На самом деле чувствовала себя я просто отвратно. Еще со вчерашнего вечера. И встала вся разбитая, но потом как-то расходилась. А вот сейчас снова стало погано. Не сильно, но противно болела голова, саднило в горле. Сначала знобило, потом бросило в жар.

Криська пощупала мой лоб ледяной рукой и испуганно ойкнула.

- Маш, да ты горишь. Подожди, сейчас градусник принесу.

Вернулась она с градусником и с мамой. Тетя Ира тоже пощупала мне лоб и покачала головой.

- Тридцать восемь – не меньше. Или больше. Давай, меряй.

Градусник показал тридцать восемь и девять. Глаза закрывались. Хотелось свернуться где-нибудь клубочком и не шевелиться.

- Так, ну вот что, - тетя Ира встряхнула градусник и положила в футляр. – Ты собирайся, а я сейчас машину подгоню со стоянки, отвезу тебя.

- Не надо, - вяло затрепыхалась я. – Дойду. Недалеко.

- Куда ты дойдешь такая? Без разговоров, Маша. У тебя дома есть кто?

- Виталик, - хныкнула я. – Мама в вечер.

- Ну хоть в аптеку сходит.

Угу, сходит он! Да он и не знает небось, где у нас аптека.

- По-хорошему, с такой температурой неотложку бы вызвать. Может, у тебя воспаление легких.

Силы улетучивались, как воздух из проколотого шарика. Даже на то, чтобы возразить, не осталось. Неотложку так неотложку, воспаление так воспаление. Только не трогайте меня, ладно? Может, даже и хорошо, что заболела именно сейчас. Может, мать не так сильно будет докапываться. И Виталик – он брезгливый, побоится заразиться, не полезет.

По дороге я то и дело куда-то проваливалась и выныривала, когда машину трясло на выбоинах или трамвайных рельсах. Тетя Ира помогла мне выбраться, довела до квартиры, позвонила в дверь. Открыл Виталик – хорошо хоть не в трусах, а то было бы совсем позорище.

- Добрый день, - сказала тетя Ира, втолкнув меня в прихожую. – Я мама Кристины, Машиной подруги. Маша была у нас, у нее поднялась температура, я ее привезла. Ей жаропонижающее что-нибудь надо. И врача бы вызвать, тридцать девять почти.

- Разберемся, - буркнул Виталик.

Я стояла, привалившись к стене, чтобы не упасть. Сильно кружилась голова, сердце стучало где-то в ушах, как колокол. Тетя Ира ушла, и я поплелась к себе. Виталик сказал что-то – не расслышала. Надо было раздеться, но сил совсем не осталось. Закрылась на задвижку, легла, укрывшись пледом, и снова провалилась в темноту, откуда выдернул грохот: кто-то колотил в дверь.

Глава 14

Сева

У класса была своя закрытая группа ВКонтакте, админил которую Кеший. Ясное дело, все там было в его стиле тупого стендапа. Лидка меня туда пригласила, я вступил, но за весь год заглянул от силы пару раз. А тут сидел вечером за компом, зарывшись в вузовский задачник по информатике, и неожиданно захотелось зайти.

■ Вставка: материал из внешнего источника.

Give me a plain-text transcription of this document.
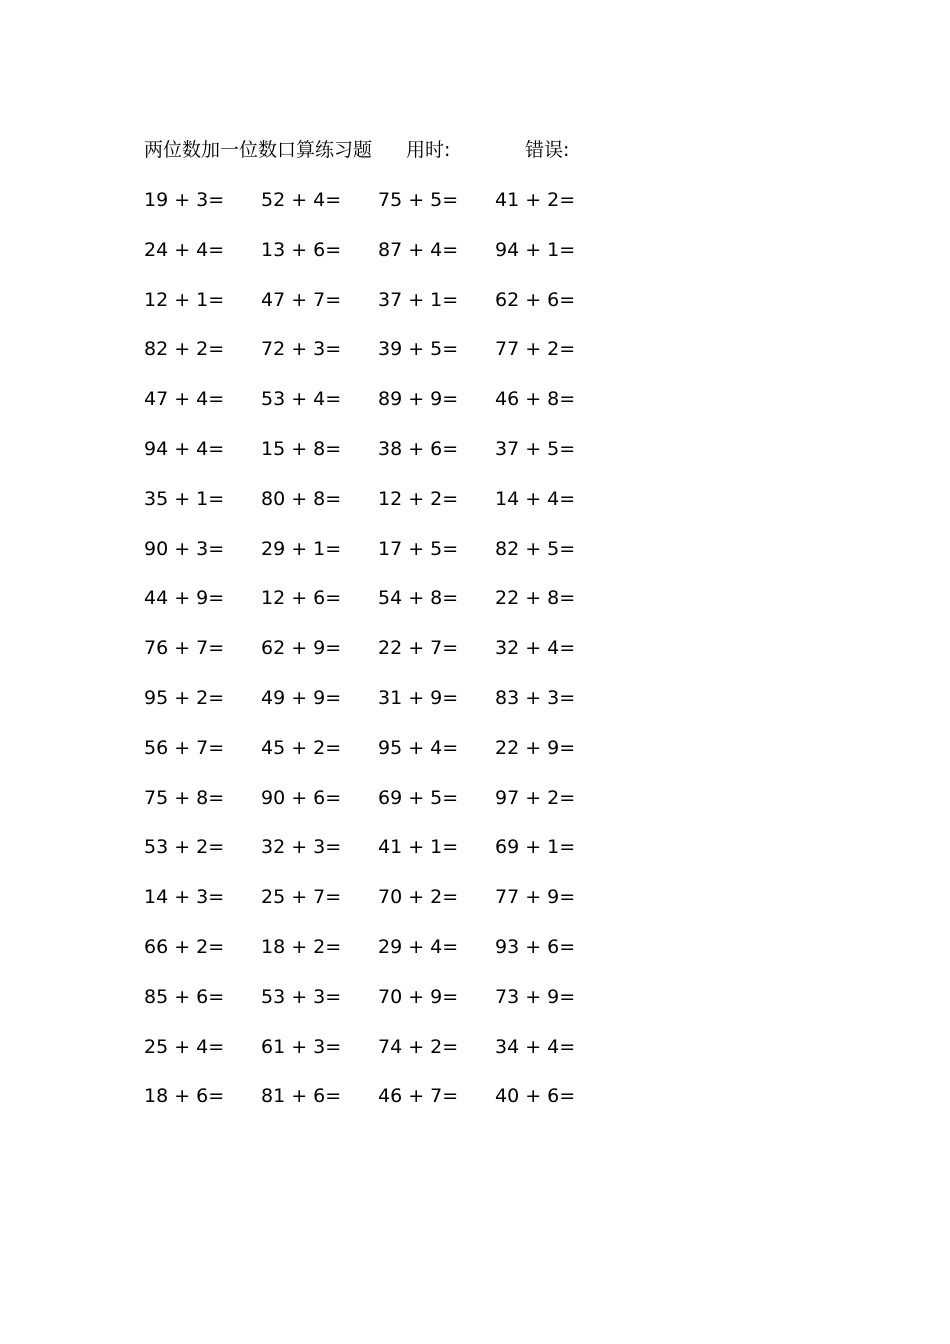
两位数加一位数口算练习题 用时:	错误:
19 + 3= 52 + 4= 75 + 5= 41 + 2=
24 + 4= 13 + 6= 87 + 4= 94 + 1=
12 + 1= 47 + 7= 37 + 1= 62 + 6=
82 + 2= 72 + 3= 39 + 5= 77 + 2=
47 + 4= 53 + 4= 89 + 9= 46 + 8=
94 + 4= 15 + 8= 38 + 6= 37 + 5=
35 + 1= 80 + 8= 12 + 2= 14 + 4=
90 + 3= 29 + 1= 17 + 5= 82 + 5=
44 + 9= 12 + 6= 54 + 8= 22 + 8=
76 + 7= 62 + 9= 22 + 7= 32 + 4=
95 + 2= 49 + 9= 31 + 9= 83 + 3=
56 + 7= 45 + 2= 95 + 4= 22 + 9=
75 + 8= 90 + 6= 69 + 5= 97 + 2=
53 + 2= 32 + 3= 41 + 1= 69 + 1=
14 + 3= 25 + 7= 70 + 2= 77 + 9=
66 + 2= 18 + 2= 29 + 4= 93 + 6=
85 + 6= 53 + 3= 70 + 9= 73 + 9=
25 + 4= 61 + 3= 74 + 2= 34 + 4=
18 + 6= 81 + 6= 46 + 7= 40 + 6=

Так и завис там до ночи. Читал старые посты, смотрел фотографии, которых туда залили немерено, еще с младших классов. Удивлялся, как все изменились. Хотя нет, не все. Маликова – почти нет. Такая же тощая, бледная, с раскосыми глазами, большим ртом и толстым носом. Страшная, в общем. Разве что две косички вместо распущенных волос.

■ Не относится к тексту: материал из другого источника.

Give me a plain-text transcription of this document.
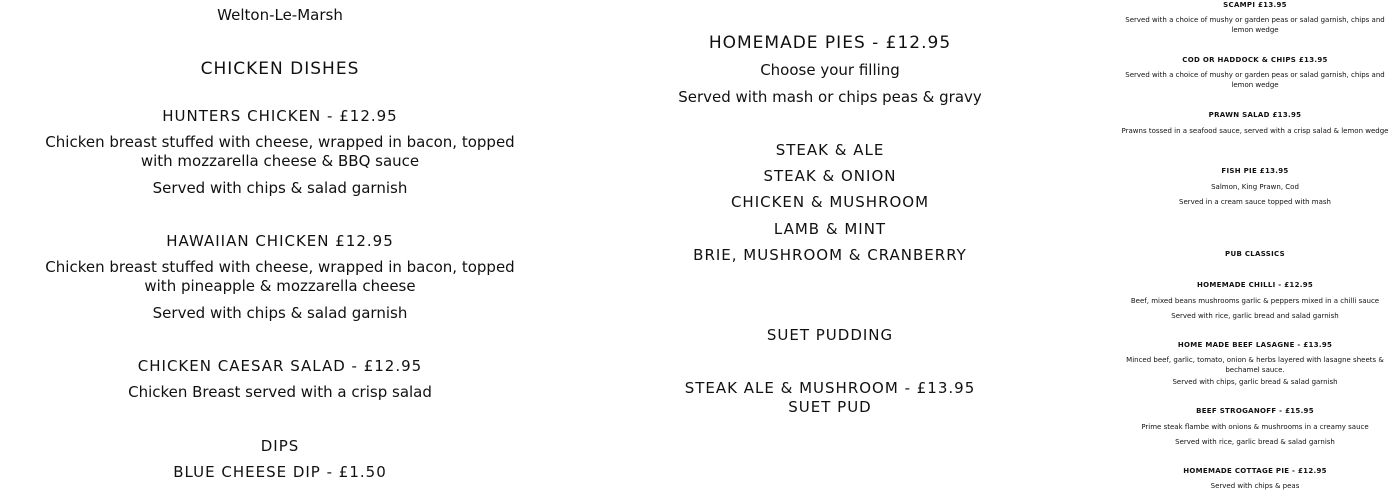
Welton-Le-Marsh
CHICKEN DISHES
HUNTERS CHICKEN - £12.95
Chicken breast stuffed with cheese, wrapped in bacon, topped with mozzarella cheese & BBQ sauce
Served with chips & salad garnish
HAWAIIAN CHICKEN £12.95
Chicken breast stuffed with cheese, wrapped in bacon, topped with pineapple & mozzarella cheese
Served with chips & salad garnish
CHICKEN CAESAR SALAD - £12.95
Chicken Breast served with a crisp salad
DIPS
BLUE CHEESE DIP - £1.50
HOMEMADE PIES - £12.95
Choose your filling
Served with mash or chips peas & gravy
STEAK & ALE
STEAK & ONION
CHICKEN & MUSHROOM
LAMB & MINT
BRIE, MUSHROOM & CRANBERRY
SUET PUDDING
STEAK ALE & MUSHROOM - £13.95
SUET PUD
SCAMPI £13.95
Served with a choice of mushy or garden peas or salad garnish, chips and lemon wedge
COD OR HADDOCK & CHIPS £13.95
Served with a choice of mushy or garden peas or salad garnish, chips and lemon wedge
PRAWN SALAD £13.95
Prawns tossed in a seafood sauce, served with a crisp salad & lemon wedge
FISH PIE £13.95
Salmon, King Prawn, Cod
Served in a cream sauce topped with mash
PUB CLASSICS
HOMEMADE CHILLI - £12.95
Beef, mixed beans mushrooms garlic & peppers mixed in a chilli sauce
Served with rice, garlic bread and salad garnish
HOME MADE BEEF LASAGNE - £13.95
Minced beef, garlic, tomato, onion & herbs layered with lasagne sheets & bechamel sauce.
Served with chips, garlic bread & salad garnish
BEEF STROGANOFF - £15.95
Prime steak flambe with onions & mushrooms in a creamy sauce
Served with rice, garlic bread & salad garnish
HOMEMADE COTTAGE PIE - £12.95
Served with chips & peas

На одной фотографии они с Вербицкой сидели за партой. Первый класс или второй, вряд ли старше. Вербицкая, кстати, тоже мало изменилась. Даже очки почти такие же. Хотя, самой собой, подросли обе, повзрослели.

Под фотографией обнаружился комментарий. MarMal с пандой на аватарке: «Это что, я?!» Пошел на страницу – ну да, она. Маликова.

Машка…

Записей там было мало, в основном перепосты – картинки, фотки, музыка. Удивился, когда нашел несколько песен, которые мне нравились. Казалось, что у нас с ней вообще нет ничего общего. Уже потянулся мышкой лайкнуть, но притормозил в последний момент. Мало ли вдруг заметит, подумает, что я забираюсь потихоньку на ее страницу.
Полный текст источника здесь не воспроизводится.